- Theatrical release poster
- Directed by: Linda Shayne
- Written by: Linda Shayne
- Based on: "Purple People Eater" by Sheb Wooley
- Produced by: Brad Krevoy Steven Stabler
- Starring: Ned Beatty Shelley Winters Neil Patrick Harris Little Richard Chubby Checker Peggy Lipton
- Cinematography: Peter Deming
- Edited by: Cari Coughlin
- Music by: Dennis Dreith
- Distributed by: Motion Picture Corporation of America
- Release date: December 16, 1988;
- Running time: 90 minutes
- Country: United States
- Language: English
- Budget: $3 million

= Purple People Eater (film) =

1988 film by Linda Shayne

Purple People Eater is a 1988 American science fiction comedy film based on Sheb Wooley's 1958 novelty song of the same name, written and directed by Linda Shayne, and starring Neil Patrick Harris, Ned Beatty, Shelley Winters, Dustin Diamond, Peggy Lipton, and Thora Birch in her film debut. Chubby Checker and Little Richard made musical guest appearances. The film was released on December 16, 1988.

==Plot==
In the town of Sunny Hills, 12-year-old Billy Johnson learns that his grandfather Sam is supposed to watch him and his little sister Molly, while his parents are on an extended business trip in Europe. That night, Billy starts playing the novelty song, and a one-eyed, one-horned flying purple alien from outer space appears and lands on a nearby tree. When Billy whistles, the creature jumps down from the tree and befriends him, naming the alien “Purple”. The next day, Billy and Sam see Purple at the mall, Sam is amazed and encourages Billy that he and Purple should form a rock and roll band together. Purple explains to Billy that he knows only classic hits because it takes twenty five years for radio waves to go from Earth to his home planet. Meanwhile, Billy tells one of his friends, Allison, who promises to keep a secret that Purple is an alien, but is overheard by Donna, Billy’s nosy next-door neighbor.

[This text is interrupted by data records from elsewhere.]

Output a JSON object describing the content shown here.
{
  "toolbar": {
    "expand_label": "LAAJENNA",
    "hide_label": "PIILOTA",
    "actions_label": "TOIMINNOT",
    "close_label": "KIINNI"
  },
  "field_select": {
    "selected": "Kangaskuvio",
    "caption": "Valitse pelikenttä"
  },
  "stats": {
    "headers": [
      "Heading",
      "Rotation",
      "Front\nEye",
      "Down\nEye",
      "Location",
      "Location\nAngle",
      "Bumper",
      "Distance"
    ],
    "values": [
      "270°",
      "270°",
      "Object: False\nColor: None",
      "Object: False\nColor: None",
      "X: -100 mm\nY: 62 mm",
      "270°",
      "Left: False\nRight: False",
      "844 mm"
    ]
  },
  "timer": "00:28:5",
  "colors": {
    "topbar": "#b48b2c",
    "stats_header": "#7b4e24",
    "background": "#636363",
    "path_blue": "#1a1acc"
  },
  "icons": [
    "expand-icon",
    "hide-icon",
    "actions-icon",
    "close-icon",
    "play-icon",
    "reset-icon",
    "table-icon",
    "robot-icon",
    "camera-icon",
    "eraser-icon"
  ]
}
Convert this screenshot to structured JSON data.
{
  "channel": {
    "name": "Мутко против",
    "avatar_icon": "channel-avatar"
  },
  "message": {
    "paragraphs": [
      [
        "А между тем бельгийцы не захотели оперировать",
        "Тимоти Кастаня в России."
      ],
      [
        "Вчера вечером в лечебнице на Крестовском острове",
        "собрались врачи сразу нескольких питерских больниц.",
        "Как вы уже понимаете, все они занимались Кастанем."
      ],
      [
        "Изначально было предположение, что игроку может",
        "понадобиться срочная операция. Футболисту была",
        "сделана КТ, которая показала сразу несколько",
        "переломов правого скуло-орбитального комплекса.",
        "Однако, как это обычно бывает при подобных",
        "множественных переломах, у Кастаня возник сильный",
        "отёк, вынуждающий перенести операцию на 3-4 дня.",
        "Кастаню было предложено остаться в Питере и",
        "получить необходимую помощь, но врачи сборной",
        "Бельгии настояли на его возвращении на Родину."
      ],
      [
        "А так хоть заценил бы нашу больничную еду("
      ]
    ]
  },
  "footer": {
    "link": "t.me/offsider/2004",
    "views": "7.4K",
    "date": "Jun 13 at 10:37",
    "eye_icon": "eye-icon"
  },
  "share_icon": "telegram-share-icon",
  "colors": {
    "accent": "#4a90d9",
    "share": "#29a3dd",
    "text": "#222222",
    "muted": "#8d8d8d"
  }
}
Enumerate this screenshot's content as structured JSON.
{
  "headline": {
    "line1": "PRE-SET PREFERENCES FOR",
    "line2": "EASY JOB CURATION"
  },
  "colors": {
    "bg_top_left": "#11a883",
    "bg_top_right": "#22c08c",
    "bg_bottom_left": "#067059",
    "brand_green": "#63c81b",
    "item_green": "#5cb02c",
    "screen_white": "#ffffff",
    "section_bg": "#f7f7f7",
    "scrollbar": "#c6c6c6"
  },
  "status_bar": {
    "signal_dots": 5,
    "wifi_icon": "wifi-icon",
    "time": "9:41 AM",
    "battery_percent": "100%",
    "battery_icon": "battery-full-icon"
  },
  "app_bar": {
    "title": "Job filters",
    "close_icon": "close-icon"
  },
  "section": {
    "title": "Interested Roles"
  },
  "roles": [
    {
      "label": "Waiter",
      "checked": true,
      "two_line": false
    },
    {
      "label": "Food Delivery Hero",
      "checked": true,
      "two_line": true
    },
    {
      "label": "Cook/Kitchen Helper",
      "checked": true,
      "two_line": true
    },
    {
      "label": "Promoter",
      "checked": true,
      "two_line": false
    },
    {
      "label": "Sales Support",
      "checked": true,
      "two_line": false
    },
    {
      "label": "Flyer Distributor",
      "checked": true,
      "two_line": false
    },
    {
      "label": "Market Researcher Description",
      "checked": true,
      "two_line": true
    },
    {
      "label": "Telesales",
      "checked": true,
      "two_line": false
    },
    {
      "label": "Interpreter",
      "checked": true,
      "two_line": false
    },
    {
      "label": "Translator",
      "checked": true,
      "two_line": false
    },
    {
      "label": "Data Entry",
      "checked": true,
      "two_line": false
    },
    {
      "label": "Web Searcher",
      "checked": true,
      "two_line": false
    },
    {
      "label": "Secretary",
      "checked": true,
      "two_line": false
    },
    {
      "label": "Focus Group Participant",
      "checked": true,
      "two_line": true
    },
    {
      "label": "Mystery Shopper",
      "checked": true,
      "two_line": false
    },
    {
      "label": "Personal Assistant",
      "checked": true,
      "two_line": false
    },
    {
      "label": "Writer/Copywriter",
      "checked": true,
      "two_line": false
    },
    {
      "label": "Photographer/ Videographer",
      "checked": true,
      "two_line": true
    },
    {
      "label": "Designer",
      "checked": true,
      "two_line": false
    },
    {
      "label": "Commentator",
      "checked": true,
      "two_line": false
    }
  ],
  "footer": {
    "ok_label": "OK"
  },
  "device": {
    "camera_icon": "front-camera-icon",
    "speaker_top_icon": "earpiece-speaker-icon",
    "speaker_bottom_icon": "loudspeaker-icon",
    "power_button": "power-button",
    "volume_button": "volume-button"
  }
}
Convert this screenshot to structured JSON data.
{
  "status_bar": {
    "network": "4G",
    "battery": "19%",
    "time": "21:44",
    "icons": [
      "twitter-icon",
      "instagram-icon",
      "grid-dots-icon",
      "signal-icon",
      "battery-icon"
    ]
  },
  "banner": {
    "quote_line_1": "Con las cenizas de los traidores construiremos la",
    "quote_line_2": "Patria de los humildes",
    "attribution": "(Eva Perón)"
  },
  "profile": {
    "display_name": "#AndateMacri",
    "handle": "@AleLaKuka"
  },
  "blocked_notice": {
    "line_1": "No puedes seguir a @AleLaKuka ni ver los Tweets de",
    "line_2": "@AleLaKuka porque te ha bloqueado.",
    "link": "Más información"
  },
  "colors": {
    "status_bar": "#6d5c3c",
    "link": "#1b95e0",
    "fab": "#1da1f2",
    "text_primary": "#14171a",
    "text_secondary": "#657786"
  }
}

The next day, a greedy landlord named Ken Noodle, who owns the elderly housing, forces Sam and his neighbor Rita to pay the rent for eviction, but Rita cannot let that happen. Later, Sam gets a phone call when he signs a record deal for inquiring about a band, but his excitement abates when he gets another phone call and tells that Rita is sick. He and Billy head over to Rita’s home, and explains to Sam that she lived in her house for years and was afraid of losing her home. They introduce her to Purple and they grow closer to each other. That night, Rita celebrates her birthday with her family, but Noodle shows up and ruthlessly gives her an eviction notice, causing her to pass out. An ambulance arrives to take Rita to the hospital, leaving the family despondent.

The next day, Billy and Sam visit Rita at the hospital alive and well. Billy and Purple plan to put up a benefit concert to save the homes of senior citizens on Labor Day. Frustrated by the idea, Noodle attempts to kidnap Purple to prevent him from attending the concert. The next day, Billy notices that Purple is missing. Meanwhile, Purple manages to escape from Noodle in a road chase. Right before the concert begins, Purple makes it on time and starts performing “The Purple People Eater”. As the song ends, Purple waves goodbye to Billy and flies away back home to his planet.

==Production==
Linda Shayne first got the idea of doing a film adaptation of Sheb Wooley's 1958 novelty song The Purple People Eater while working with Jim Wynorski on Screwballs with Wynorski remarking the song would make a good movie. While Shayne was able to secure the option for the song relatively easily from Wooley, acquiring financing took several years. The titular Purple People Eater was designed by the Chiodo Brothers with Shayne stating she wanted it to look like a mixture of a Muppet, Cousin Itt, and a shaggy dog.

==Release==
The film was released in the United States on December 16, 1988.